- Artist: Michael Van Valkenburgh and Mel Chin
- Year: 2000
- Type: steel
- Dimensions: 13 m × 43 m (43 ft × 140 ft)
- Location: Addison, Texas; 32°57′41″N 96°49′33″W﻿ / ﻿32.96140°N 96.82594°W;

= Blueprints at Addison Circle =

Outdoor sculpture in Addison, Texas

Blueprints at Addison Circle is a steel sculpture located in Addison, Texas officially unveiled on April 13, 2000. It is one of approximately 20 works of public art throughout the town.

Addison Circle and the surrounding area was built in 1997 to create a more traditional walkable urban town center; it is a 133 ft roundabout. The sculpture inside the traffic circle consists of 25 poles and five panels. It weighs 410000 lb and required 650 USgal of custom "Sharpie blue" paint. The work is more than 4 stories high and 140 ft across. It was designed by artist Mel Chin in conjunction with landscape architect Michael Van Valkenburgh and with the aid of LeMessurier Consultants, and was fabricated and erected by Big D Metalworks of Dallas. The poles weighing 9000 lb were made in Houston, Texas and the tapered cones at the top of the poles were made in New Jersey. Total cost for the sculpture was $2.1 million. The nighttime lighting was designed by Stephen Bernstein of Cline Bettridge Bernstein Lighting Design.

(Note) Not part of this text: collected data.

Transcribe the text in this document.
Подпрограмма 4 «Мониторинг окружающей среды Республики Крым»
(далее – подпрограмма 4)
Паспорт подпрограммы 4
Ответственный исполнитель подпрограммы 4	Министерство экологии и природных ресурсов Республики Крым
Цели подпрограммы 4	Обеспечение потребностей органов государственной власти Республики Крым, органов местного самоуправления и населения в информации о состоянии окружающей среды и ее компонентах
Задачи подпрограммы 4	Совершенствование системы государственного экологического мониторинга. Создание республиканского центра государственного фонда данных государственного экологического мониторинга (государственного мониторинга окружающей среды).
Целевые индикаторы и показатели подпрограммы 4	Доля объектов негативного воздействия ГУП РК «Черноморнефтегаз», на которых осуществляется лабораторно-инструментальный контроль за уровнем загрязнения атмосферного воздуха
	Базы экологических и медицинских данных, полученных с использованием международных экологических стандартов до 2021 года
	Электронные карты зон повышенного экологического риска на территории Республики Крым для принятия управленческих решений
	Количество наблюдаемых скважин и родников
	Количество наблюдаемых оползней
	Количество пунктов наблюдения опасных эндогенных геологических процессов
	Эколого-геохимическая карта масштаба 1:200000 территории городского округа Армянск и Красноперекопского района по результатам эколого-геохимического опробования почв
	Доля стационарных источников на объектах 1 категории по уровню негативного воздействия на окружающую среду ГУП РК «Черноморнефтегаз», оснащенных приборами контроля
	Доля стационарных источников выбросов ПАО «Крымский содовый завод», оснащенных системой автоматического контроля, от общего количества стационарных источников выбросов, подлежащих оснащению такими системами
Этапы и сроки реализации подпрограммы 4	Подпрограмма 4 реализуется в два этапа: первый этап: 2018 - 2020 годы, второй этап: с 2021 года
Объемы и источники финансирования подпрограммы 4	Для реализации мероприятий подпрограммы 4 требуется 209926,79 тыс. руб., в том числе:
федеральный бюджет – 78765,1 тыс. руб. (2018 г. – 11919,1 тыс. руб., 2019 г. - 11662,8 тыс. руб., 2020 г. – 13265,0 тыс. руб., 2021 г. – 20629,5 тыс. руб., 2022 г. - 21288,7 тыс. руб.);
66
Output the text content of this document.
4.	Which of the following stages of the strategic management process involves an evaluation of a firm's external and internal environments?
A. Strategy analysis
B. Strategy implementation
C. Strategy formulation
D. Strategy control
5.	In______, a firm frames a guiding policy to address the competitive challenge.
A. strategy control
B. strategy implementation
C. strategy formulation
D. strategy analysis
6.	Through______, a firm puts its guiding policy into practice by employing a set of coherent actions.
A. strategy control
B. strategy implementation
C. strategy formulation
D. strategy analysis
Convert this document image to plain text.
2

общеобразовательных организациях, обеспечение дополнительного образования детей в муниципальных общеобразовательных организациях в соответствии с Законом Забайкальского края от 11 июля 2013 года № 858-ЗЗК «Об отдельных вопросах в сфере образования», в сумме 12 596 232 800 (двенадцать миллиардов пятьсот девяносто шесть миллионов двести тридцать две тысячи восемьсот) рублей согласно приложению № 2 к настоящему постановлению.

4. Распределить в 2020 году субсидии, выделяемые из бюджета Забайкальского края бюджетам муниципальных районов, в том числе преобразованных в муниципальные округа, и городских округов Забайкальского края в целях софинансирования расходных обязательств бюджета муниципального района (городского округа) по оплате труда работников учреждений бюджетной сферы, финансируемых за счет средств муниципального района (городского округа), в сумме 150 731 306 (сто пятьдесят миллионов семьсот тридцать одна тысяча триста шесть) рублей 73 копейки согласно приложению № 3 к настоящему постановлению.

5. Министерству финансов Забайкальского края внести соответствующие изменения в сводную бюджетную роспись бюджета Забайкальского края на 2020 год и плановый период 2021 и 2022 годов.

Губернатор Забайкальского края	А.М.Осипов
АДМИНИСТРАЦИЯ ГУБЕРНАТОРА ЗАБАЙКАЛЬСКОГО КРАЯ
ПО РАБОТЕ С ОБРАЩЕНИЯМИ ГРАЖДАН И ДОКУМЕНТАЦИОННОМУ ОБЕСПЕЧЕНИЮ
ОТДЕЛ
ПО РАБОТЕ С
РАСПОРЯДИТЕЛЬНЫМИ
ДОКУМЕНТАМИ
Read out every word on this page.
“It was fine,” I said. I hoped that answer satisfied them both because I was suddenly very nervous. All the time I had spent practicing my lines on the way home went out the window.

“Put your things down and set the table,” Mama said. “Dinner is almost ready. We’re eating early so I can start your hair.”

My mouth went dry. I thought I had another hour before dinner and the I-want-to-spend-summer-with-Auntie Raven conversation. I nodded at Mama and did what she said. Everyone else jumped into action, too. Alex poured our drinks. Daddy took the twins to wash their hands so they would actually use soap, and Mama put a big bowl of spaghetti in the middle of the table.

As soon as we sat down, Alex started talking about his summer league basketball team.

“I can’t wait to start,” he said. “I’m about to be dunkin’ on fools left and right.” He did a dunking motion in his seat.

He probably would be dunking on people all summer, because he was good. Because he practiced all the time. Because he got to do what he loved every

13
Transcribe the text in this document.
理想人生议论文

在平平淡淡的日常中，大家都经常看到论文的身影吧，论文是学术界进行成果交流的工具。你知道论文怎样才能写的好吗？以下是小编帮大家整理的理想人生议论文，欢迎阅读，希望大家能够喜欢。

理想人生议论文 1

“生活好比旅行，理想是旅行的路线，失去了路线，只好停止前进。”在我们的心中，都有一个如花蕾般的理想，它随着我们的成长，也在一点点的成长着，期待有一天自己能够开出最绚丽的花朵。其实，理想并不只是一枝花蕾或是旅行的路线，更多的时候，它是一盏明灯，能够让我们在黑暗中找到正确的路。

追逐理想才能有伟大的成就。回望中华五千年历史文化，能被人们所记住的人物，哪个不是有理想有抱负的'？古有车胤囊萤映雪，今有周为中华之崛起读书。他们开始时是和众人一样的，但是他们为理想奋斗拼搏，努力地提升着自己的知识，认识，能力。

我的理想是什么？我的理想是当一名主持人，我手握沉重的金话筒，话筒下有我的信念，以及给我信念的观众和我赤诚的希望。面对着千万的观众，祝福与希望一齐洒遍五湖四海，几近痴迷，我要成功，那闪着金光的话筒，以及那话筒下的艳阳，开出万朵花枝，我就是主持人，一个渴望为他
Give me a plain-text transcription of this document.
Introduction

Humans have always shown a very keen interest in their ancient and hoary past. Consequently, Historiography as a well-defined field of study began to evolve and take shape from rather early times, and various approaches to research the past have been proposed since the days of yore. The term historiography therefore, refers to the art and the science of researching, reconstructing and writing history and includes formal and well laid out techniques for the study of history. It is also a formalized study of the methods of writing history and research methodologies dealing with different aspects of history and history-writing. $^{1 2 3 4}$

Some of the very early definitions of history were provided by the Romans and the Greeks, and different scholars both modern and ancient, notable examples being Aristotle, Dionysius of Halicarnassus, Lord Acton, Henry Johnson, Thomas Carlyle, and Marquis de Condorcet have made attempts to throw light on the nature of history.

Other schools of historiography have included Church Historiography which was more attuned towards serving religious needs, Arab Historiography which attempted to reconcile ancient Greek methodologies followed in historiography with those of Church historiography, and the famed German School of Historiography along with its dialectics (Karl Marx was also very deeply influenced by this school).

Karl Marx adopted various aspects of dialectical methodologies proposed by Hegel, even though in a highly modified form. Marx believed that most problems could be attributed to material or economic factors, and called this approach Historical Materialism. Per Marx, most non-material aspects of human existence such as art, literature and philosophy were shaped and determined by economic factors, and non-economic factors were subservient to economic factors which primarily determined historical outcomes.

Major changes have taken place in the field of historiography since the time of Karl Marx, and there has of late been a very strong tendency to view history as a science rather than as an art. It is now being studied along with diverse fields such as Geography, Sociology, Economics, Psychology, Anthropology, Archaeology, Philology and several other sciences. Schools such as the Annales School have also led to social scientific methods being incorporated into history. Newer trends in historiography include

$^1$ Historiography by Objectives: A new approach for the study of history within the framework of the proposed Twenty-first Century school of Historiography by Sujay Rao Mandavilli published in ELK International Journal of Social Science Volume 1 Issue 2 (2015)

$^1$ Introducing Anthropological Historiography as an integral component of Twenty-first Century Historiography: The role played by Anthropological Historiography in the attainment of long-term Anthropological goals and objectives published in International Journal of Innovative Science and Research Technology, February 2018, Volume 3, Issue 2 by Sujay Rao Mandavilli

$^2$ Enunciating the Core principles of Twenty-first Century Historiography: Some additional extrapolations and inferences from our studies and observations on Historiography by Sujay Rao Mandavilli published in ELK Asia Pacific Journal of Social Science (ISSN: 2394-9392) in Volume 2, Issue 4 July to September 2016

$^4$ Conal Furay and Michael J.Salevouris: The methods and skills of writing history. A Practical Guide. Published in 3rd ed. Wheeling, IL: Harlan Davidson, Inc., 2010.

The sculpture is said to resemble the branching pattern of a grove of oak trees. The panels follow a design using actual blueprints from Addison's municipal buildings, parks, bridges, and water pumping facilities. Of the work Chin said “I chose to represent in this the physical representation of blueprints, the infrastructure that you don’t see—and to celebrate the ideas floating above you.”